“Quand on est clandestin, on ne peut rien faire”, dit Mazarine Mitterrand Pingeot, qui a publié mercredi “11 quai Branly”, récit d’un retour improvisé dans les lieux de sa jeunesse. Ce récit est le premier de la collection Retour à la maison, des éditions Flammarion, qui permet aux auteurs de retourner dans un lieu de leur choix, en l’occurrence un lieu où elle a vécu de 9 à 16 ans. La fille du président François Mitterrand , qui a signé pour la première fois « Mazarine M. Pingeot », a obtenu pendant 24 heures les clés de l’appartement de 300 m², dans un immeuble surnommé « l’Alma », où logeait l’Élysée avec sa mère, sans que les Français le sachent .
Vous donnez beaucoup de détails sur l’aménagement et la décoration de cet appartement. Est-ce que c’est ce qui vous a le plus marqué lors de cette rentrée ?

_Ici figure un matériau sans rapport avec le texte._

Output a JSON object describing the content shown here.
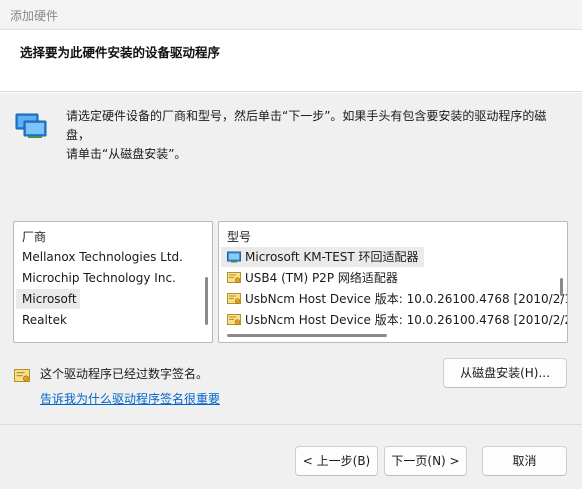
{
  "window": {
    "title": "添加硬件"
  },
  "header": {
    "heading": "选择要为此硬件安装的设备驱动程序"
  },
  "intro": {
    "icon": "network-adapter-icon",
    "line1": "请选定硬件设备的厂商和型号，然后单击“下一步”。如果手头有包含要安装的驱动程序的磁盘，",
    "line2": "请单击“从磁盘安装”。"
  },
  "manufacturer_list": {
    "header": "厂商",
    "items": [
      {
        "label": "Mellanox Technologies Ltd.",
        "selected": false
      },
      {
        "label": "Microchip Technology Inc.",
        "selected": false
      },
      {
        "label": "Microsoft",
        "selected": true
      },
      {
        "label": "Realtek",
        "selected": false
      }
    ]
  },
  "model_list": {
    "header": "型号",
    "items": [
      {
        "label": "Microsoft KM-TEST 环回适配器",
        "icon": "network-adapter-icon",
        "selected": true
      },
      {
        "label": "USB4 (TM) P2P 网络适配器",
        "icon": "certificate-icon",
        "selected": false
      },
      {
        "label": "UsbNcm Host Device 版本: 10.0.26100.4768 [2010/2/1",
        "icon": "certificate-icon",
        "selected": false
      },
      {
        "label": "UsbNcm Host Device 版本: 10.0.26100.4768 [2010/2/2",
        "icon": "certificate-icon",
        "selected": false
      }
    ]
  },
  "signature": {
    "icon": "certificate-icon",
    "text": "这个驱动程序已经过数字签名。",
    "link": "告诉我为什么驱动程序签名很重要"
  },
  "buttons": {
    "have_disk": "从磁盘安装(H)...",
    "back": "< 上一步(B)",
    "next": "下一页(N) >",
    "cancel": "取消"
  },
  "colors": {
    "link": "#0066cc",
    "selection": "#eaeaea",
    "dialog_bg": "#f0f0f0"
  }
}
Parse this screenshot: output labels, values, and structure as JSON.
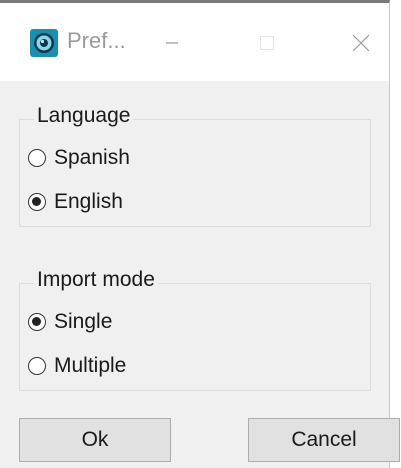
{
  "window": {
    "title": "Pref...",
    "app_icon": "globe-app-icon",
    "controls": {
      "minimize_icon": "minimize-icon",
      "maximize_icon": "maximize-icon",
      "close_icon": "close-icon"
    }
  },
  "language_group": {
    "legend": "Language",
    "options": [
      {
        "label": "Spanish",
        "checked": false
      },
      {
        "label": "English",
        "checked": true
      }
    ]
  },
  "import_group": {
    "legend": "Import mode",
    "options": [
      {
        "label": "Single",
        "checked": true
      },
      {
        "label": "Multiple",
        "checked": false
      }
    ]
  },
  "buttons": {
    "ok_label": "Ok",
    "cancel_label": "Cancel"
  },
  "colors": {
    "dialog_background": "#f0f0f0",
    "titlebar_background": "#ffffff",
    "icon_accent": "#1a8fb0",
    "button_face": "#e1e1e1"
  }
}
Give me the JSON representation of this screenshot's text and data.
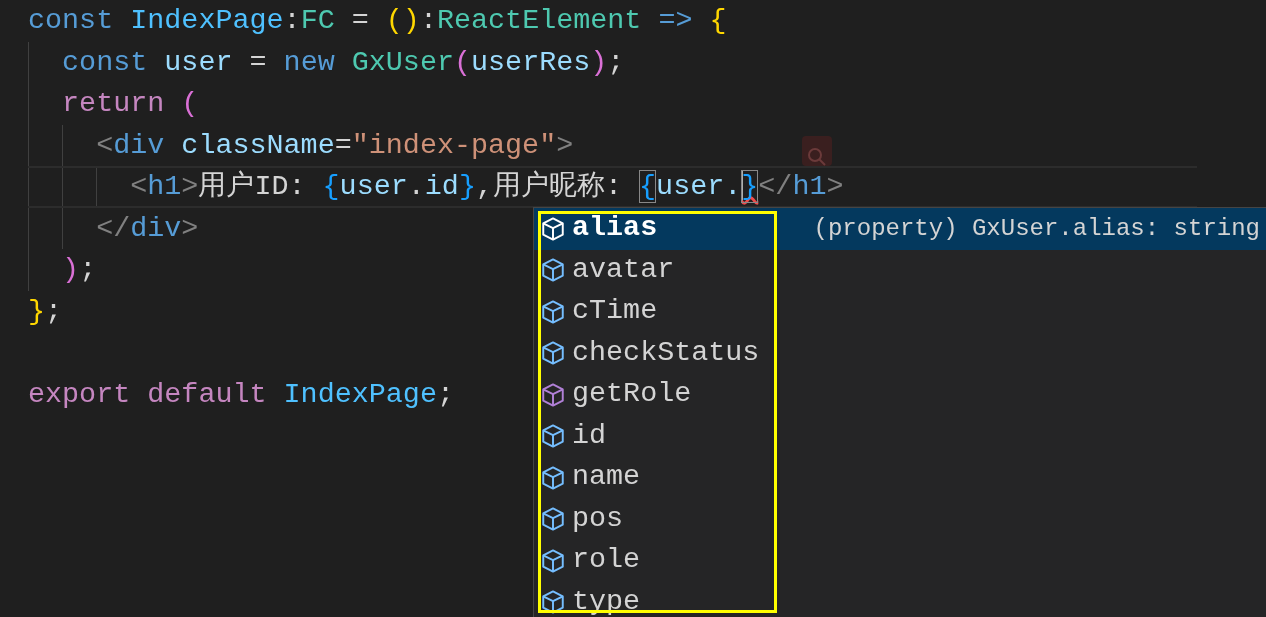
{
  "editor": {
    "lines": [
      {
        "current": false,
        "tokens": [
          {
            "text": "const ",
            "kind": "keyword"
          },
          {
            "text": "IndexPage",
            "kind": "constant"
          },
          {
            "text": ":",
            "kind": "punct"
          },
          {
            "text": "FC",
            "kind": "type"
          },
          {
            "text": " = ",
            "kind": "punct"
          },
          {
            "text": "()",
            "kind": "bracket1"
          },
          {
            "text": ":",
            "kind": "punct"
          },
          {
            "text": "ReactElement",
            "kind": "type"
          },
          {
            "text": " => ",
            "kind": "keyword"
          },
          {
            "text": "{",
            "kind": "bracket1"
          }
        ]
      },
      {
        "current": false,
        "tokens": [
          {
            "text": "  const ",
            "kind": "keyword"
          },
          {
            "text": "user",
            "kind": "variable"
          },
          {
            "text": " = ",
            "kind": "punct"
          },
          {
            "text": "new ",
            "kind": "keyword"
          },
          {
            "text": "GxUser",
            "kind": "type"
          },
          {
            "text": "(",
            "kind": "bracket2"
          },
          {
            "text": "userRes",
            "kind": "variable"
          },
          {
            "text": ")",
            "kind": "bracket2"
          },
          {
            "text": ";",
            "kind": "punct"
          }
        ]
      },
      {
        "current": false,
        "tokens": [
          {
            "text": "  return ",
            "kind": "control"
          },
          {
            "text": "(",
            "kind": "bracket2"
          }
        ]
      },
      {
        "current": false,
        "tokens": [
          {
            "text": "    <",
            "kind": "tag-punct"
          },
          {
            "text": "div ",
            "kind": "tag"
          },
          {
            "text": "className",
            "kind": "variable"
          },
          {
            "text": "=",
            "kind": "punct"
          },
          {
            "text": "\"index-page\"",
            "kind": "string"
          },
          {
            "text": ">",
            "kind": "tag-punct"
          }
        ]
      },
      {
        "current": true,
        "tokens": [
          {
            "text": "      <",
            "kind": "tag-punct"
          },
          {
            "text": "h1",
            "kind": "tag"
          },
          {
            "text": ">",
            "kind": "tag-punct"
          },
          {
            "text": "用户ID: ",
            "kind": "punct"
          },
          {
            "text": "{",
            "kind": "bracket3"
          },
          {
            "text": "user",
            "kind": "variable"
          },
          {
            "text": ".",
            "kind": "punct"
          },
          {
            "text": "id",
            "kind": "variable"
          },
          {
            "text": "}",
            "kind": "bracket3"
          },
          {
            "text": ",用户昵称: ",
            "kind": "punct"
          },
          {
            "text": "{",
            "kind": "bracket3",
            "matched": true
          },
          {
            "text": "user.",
            "kind": "variable"
          },
          {
            "text": "}",
            "kind": "bracket3",
            "matched": true,
            "cursor_before": true,
            "error": true
          },
          {
            "text": "</",
            "kind": "tag-punct"
          },
          {
            "text": "h1",
            "kind": "tag"
          },
          {
            "text": ">",
            "kind": "tag-punct"
          }
        ]
      },
      {
        "current": false,
        "tokens": [
          {
            "text": "    </",
            "kind": "tag-punct"
          },
          {
            "text": "div",
            "kind": "tag"
          },
          {
            "text": ">",
            "kind": "tag-punct"
          }
        ]
      },
      {
        "current": false,
        "tokens": [
          {
            "text": "  )",
            "kind": "bracket2"
          },
          {
            "text": ";",
            "kind": "punct"
          }
        ]
      },
      {
        "current": false,
        "tokens": [
          {
            "text": "}",
            "kind": "bracket1"
          },
          {
            "text": ";",
            "kind": "punct"
          }
        ]
      },
      {
        "current": false,
        "blank_before": true,
        "tokens": [
          {
            "text": "export ",
            "kind": "control"
          },
          {
            "text": "default ",
            "kind": "control"
          },
          {
            "text": "IndexPage",
            "kind": "constant"
          },
          {
            "text": ";",
            "kind": "punct"
          }
        ]
      }
    ]
  },
  "suggestions": {
    "detail": "(property) GxUser.alias: string",
    "items": [
      {
        "label": "alias",
        "kind": "property",
        "selected": true
      },
      {
        "label": "avatar",
        "kind": "property",
        "selected": false
      },
      {
        "label": "cTime",
        "kind": "property",
        "selected": false
      },
      {
        "label": "checkStatus",
        "kind": "property",
        "selected": false
      },
      {
        "label": "getRole",
        "kind": "method",
        "selected": false
      },
      {
        "label": "id",
        "kind": "property",
        "selected": false
      },
      {
        "label": "name",
        "kind": "property",
        "selected": false
      },
      {
        "label": "pos",
        "kind": "property",
        "selected": false
      },
      {
        "label": "role",
        "kind": "property",
        "selected": false
      },
      {
        "label": "type",
        "kind": "property",
        "selected": false
      }
    ]
  }
}
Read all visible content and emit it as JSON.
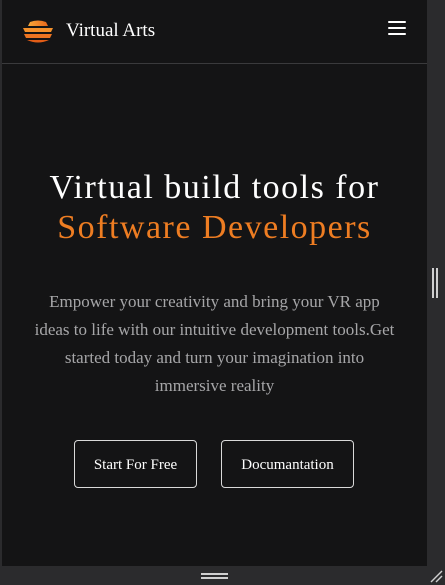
{
  "navbar": {
    "brand": "Virtual Arts",
    "logo_icon": "stacked-layers-logo-icon",
    "menu_icon": "hamburger-menu-icon"
  },
  "hero": {
    "title_line1": "Virtual build tools for",
    "title_line2": "Software Developers",
    "description": "Empower your creativity and bring your VR app ideas to life with our intuitive development tools.Get started today and turn your imagination into immersive reality",
    "primary_button": "Start For Free",
    "secondary_button": "Documantation"
  },
  "colors": {
    "background": "#141415",
    "accent": "#ee7d22",
    "text": "#ffffff",
    "muted_text": "#a6a6a8"
  }
}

” Oui. C’est ce qu’il me restait le plus, l’espace. Presque plus que ce qui s’est passé à l’intérieur. Ce qui s’y passait n’était que la vie de tous les jours. Il ne s’y passait rien d’autre : pas de visites impromptues, de grandes fêtes… Je me souvenais parfaitement de l’espace. D’un autre côté, beaucoup de choses ont changé. Des travaux ont été effectués, la moquette a été retirée pour récupérer le parquet. C’est plus joli. Mais toujours impersonnel.
« Ce qui m’intéresse, c’est d’essayer d’écrire quelque chose qui puisse rallier tout le monde »
Vous dites que non seulement les résidents actuels de l’appartement ont donné leur accord, mais aussi le président Emmanuel Macron…
« Je ne pensais pas que mon éditeur serait en mesure de l’obtenir. C’était miraculeusement rapide ! Je n’ai pas mesuré au début. Quand j’ai dit oui, j’ai pensé : c’est drôle, c’est curieux, c’est une aventure.
Lorsque votre existence a été révélée en 1994, votre histoire privée et cachée est devenue très publique. Quels enseignements tirer de cette trajectoire singulière ?
«Disons qu’il est unique par son caractère extrême. Ce n’est pas si unique, mais en proportion c’est radical. Je suis convaincu que tout ce que je dis, ce sont des choses que beaucoup d’enfants ont vécu, entre la peur, la solitude, le silence… Pour moi, c’était l’identité d’un père très connu, donc ça pourrait être plus compliqué. Mais il peut arriver de passer sous silence l’identité d’un de vos parents, ce qui n’est jamais simple. Ensuite, nous pourrons cacher d’autres secrets. Ce qui m’intéresse, c’est d’essayer d’écrire quelque chose qui puisse rallier tout le monde.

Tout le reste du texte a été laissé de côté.